A quarter of a million Somalians have been forced to flee their homes so far this year because of drought, conflict and insecurity, according to a report released by the Norwegian Refugee Council (NRC) on Tuesday.
“Thousands of Somali people are caught in a vicious cycle,” said Victor Moses, country director for the NRC in Somalia, adding that the strain is “pushing families over the edge”.
The United Nations has requested 1.08 billion dollars in aid for the east African country in 2019, making it one of the largest crises in the world, the report said.
“Somalia’s crisis is a perfect storm of natural and human-made factors and is rapidly worsening,” Moses said.
Some people are being forced by drought to flee to overcrowded camps in cities in order to find sustenance, while others are being displaced by conflict, the report said.

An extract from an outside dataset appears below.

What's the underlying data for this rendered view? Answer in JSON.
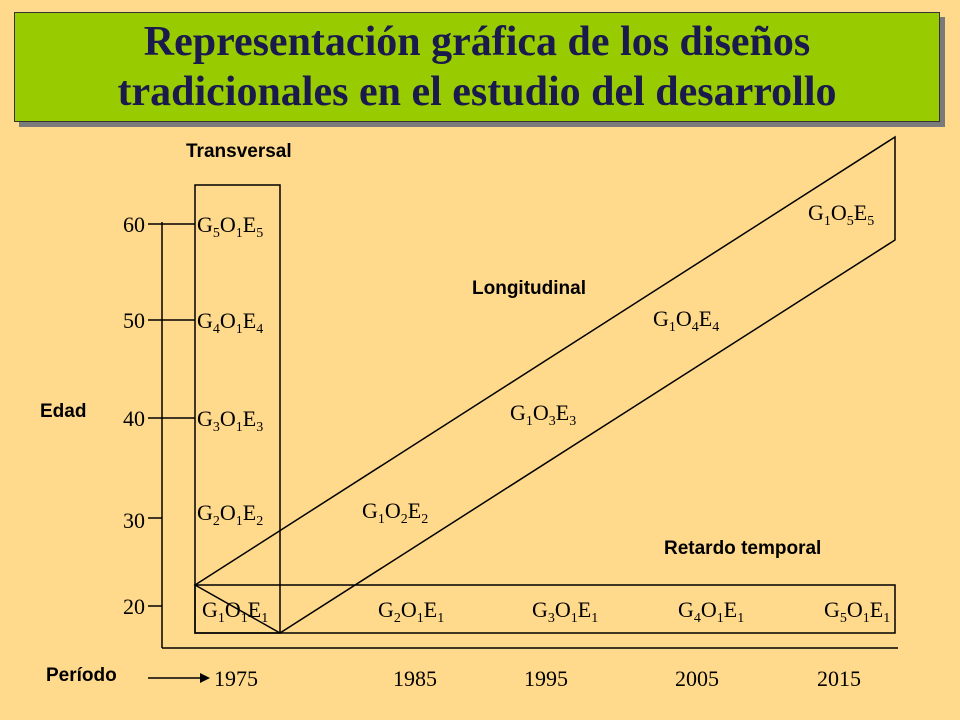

Somali security forces, backed by international partners, are fighting the Islamist Al-Shabaab group which regularly launches attacks on government buildings, hotels and restaurants in the volatile nation in the Horn of Africa.
Along with the NCR, the Save the Children organization has also called for a significant increase in funds for life-saving measures in Somalia.
According to the UN refugee agency (UNHCR), over 870,000 Somali refugees are in the Horn of Africa and Yemen, while an estimated 2.1 million men, women and children are displaced within Somalia itself.